For high-revenue newsletters, Beehiiv and ConvertKit are dramatically cheaper than Substack at scale. Substack's 10% cut becomes increasingly painful as your revenue grows. The counterargument is that Substack's discovery features helped you reach that scale in the first place, which may be true, but you can always migrate your list later.
Migration and Portability
All three platforms allow you to export your subscriber list as a CSV file, which is table stakes. The practical difficulty of migration varies. Moving from Substack to Beehiiv is streamlined — Beehiiv built a one-click migration tool that preserves your archives, subscriber data, and even Stripe connections for paid newsletters. Moving to ConvertKit requires more manual setup for automations and sequences but the subscriber import is straightforward.
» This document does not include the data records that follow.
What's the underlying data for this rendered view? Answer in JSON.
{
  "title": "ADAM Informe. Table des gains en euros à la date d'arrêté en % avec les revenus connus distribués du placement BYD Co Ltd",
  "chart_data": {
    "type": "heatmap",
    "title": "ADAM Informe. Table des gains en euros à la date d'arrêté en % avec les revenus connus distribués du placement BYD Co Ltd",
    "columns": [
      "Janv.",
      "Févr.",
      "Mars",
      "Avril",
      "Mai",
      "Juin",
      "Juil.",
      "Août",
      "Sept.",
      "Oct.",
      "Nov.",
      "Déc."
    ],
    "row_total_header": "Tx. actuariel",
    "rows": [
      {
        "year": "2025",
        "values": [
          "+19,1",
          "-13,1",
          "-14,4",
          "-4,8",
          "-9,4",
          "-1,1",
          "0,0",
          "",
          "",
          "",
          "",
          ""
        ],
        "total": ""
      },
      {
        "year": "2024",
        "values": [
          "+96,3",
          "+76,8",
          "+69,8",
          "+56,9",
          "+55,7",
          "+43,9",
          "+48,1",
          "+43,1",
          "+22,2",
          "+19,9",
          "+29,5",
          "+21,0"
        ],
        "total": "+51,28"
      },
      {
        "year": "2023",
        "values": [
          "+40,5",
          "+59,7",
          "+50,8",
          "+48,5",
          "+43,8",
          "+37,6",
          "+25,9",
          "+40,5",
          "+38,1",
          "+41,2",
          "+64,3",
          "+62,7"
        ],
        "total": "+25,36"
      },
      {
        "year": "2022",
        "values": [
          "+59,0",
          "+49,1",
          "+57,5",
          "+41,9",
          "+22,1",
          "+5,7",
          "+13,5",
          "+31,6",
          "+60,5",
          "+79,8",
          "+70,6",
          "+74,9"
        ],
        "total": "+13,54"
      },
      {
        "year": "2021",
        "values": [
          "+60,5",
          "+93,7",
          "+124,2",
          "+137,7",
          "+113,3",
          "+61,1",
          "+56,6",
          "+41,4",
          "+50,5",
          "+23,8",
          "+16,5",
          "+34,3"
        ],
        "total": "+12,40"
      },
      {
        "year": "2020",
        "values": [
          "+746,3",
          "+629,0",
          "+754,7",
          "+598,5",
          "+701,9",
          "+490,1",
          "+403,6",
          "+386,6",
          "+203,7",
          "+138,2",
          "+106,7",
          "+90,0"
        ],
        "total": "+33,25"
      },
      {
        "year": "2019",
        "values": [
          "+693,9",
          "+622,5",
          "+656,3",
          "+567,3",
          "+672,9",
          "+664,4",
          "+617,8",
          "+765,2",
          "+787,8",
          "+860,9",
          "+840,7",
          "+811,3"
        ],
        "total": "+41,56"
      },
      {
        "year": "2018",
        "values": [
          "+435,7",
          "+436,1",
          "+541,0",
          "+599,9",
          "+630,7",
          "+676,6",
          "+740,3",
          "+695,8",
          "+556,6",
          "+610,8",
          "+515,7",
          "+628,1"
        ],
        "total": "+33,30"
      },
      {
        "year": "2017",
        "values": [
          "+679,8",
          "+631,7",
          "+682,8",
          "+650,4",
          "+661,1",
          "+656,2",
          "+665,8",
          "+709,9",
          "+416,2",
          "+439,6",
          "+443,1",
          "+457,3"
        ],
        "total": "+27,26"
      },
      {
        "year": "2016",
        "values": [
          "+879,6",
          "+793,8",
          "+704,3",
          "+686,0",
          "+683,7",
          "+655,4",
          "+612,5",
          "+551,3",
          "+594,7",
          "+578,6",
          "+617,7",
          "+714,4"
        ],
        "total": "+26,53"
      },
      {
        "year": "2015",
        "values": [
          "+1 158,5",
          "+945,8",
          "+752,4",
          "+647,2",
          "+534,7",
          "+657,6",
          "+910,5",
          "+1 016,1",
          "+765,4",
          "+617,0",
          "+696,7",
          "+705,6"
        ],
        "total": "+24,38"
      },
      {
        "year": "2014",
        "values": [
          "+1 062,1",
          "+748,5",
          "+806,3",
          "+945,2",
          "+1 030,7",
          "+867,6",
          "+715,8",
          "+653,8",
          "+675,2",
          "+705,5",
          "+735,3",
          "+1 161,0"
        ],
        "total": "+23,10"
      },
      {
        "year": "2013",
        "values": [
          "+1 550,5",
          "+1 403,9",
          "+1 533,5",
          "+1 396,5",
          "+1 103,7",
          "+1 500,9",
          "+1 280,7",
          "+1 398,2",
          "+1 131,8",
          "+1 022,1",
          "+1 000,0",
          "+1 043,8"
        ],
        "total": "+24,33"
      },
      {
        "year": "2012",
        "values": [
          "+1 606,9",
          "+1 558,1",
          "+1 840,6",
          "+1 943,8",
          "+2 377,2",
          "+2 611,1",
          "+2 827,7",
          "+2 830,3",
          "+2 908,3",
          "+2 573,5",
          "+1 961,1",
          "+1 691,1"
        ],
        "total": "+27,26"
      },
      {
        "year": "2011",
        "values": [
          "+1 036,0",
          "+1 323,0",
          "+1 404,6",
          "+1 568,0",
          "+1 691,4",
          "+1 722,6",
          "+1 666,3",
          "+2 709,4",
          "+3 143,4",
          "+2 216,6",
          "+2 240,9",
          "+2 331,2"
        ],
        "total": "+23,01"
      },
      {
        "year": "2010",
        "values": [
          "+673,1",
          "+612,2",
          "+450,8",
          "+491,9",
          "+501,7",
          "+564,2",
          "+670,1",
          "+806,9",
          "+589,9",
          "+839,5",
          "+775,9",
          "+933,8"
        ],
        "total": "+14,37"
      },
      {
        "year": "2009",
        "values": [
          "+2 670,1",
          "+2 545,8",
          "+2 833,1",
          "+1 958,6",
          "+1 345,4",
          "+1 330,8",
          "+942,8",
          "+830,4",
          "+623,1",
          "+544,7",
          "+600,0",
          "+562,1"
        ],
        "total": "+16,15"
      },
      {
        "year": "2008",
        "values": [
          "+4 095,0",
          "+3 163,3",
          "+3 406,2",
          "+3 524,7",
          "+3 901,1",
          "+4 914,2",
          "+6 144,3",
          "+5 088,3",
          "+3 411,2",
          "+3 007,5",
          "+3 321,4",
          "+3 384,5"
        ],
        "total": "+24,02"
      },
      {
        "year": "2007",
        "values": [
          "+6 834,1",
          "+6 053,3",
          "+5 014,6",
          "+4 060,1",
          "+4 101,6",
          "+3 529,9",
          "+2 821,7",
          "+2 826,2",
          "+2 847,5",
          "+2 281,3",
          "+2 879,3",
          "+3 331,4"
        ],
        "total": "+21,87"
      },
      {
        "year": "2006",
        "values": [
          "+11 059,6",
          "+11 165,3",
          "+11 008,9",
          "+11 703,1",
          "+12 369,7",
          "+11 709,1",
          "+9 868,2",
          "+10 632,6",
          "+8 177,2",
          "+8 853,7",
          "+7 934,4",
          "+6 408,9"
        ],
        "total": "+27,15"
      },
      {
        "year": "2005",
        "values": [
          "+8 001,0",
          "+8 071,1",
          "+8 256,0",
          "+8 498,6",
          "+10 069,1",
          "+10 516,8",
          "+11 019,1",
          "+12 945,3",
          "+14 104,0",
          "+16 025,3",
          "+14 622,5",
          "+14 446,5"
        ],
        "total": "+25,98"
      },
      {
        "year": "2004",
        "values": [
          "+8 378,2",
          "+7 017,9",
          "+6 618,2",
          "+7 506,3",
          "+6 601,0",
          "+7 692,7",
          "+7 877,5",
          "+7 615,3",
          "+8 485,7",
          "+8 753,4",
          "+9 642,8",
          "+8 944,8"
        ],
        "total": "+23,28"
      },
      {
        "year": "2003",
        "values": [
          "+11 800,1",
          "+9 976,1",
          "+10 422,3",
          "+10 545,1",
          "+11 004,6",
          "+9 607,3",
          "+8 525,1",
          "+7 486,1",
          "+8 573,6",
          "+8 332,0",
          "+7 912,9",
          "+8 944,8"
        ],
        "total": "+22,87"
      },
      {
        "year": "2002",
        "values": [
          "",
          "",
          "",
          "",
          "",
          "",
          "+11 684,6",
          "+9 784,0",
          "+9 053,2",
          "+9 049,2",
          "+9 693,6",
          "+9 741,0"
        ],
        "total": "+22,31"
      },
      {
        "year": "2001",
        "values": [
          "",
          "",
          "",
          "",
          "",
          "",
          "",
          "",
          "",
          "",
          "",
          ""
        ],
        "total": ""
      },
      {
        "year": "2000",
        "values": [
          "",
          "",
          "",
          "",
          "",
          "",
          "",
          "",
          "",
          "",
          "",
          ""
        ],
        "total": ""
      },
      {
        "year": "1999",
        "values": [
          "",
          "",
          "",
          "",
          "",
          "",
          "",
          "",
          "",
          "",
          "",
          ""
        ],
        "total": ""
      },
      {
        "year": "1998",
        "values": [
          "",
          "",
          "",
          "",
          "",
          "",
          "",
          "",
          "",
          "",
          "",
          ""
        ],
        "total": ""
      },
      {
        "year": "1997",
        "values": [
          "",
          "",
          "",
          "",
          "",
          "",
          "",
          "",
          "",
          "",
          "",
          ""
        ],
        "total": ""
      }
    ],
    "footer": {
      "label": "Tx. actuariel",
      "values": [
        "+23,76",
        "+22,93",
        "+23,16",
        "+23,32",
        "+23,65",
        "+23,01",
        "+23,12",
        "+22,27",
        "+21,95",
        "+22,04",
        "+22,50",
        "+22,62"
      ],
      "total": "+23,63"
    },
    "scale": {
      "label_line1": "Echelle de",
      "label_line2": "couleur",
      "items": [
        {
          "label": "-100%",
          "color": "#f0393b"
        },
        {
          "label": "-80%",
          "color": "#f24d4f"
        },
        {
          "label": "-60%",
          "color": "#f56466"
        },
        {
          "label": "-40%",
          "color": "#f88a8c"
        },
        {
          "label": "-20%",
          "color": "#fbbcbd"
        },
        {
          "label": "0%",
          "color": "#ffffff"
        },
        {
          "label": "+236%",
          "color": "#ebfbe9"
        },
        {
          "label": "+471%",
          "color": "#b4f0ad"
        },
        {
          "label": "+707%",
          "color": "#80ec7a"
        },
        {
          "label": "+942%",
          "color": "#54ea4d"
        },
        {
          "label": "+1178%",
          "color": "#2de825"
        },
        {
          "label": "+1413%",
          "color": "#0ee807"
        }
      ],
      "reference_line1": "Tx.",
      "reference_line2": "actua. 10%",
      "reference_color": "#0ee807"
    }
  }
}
The golden rule: never build on a platform that holds your list hostage. All three of these pass that test, but always maintain your own backup of subscriber data.
The Verdict for 2026
If you are a writer building a media brand and want maximum discoverability with minimum technical overhead, Substack remains a strong starting point. Accept the 10% tax as a marketing cost until you outgrow it. If you are building a newsletter as a business and want to maximize revenue while leveraging referral-driven growth, Beehiiv is the clear winner. If you are a creator selling courses, coaching, or digital products and need sophisticated email automation, ConvertKit gives you tools neither competitor can match. The worst decision is spending three months evaluating platforms instead of writing your first issue. Pick one, publish weekly, and optimize later.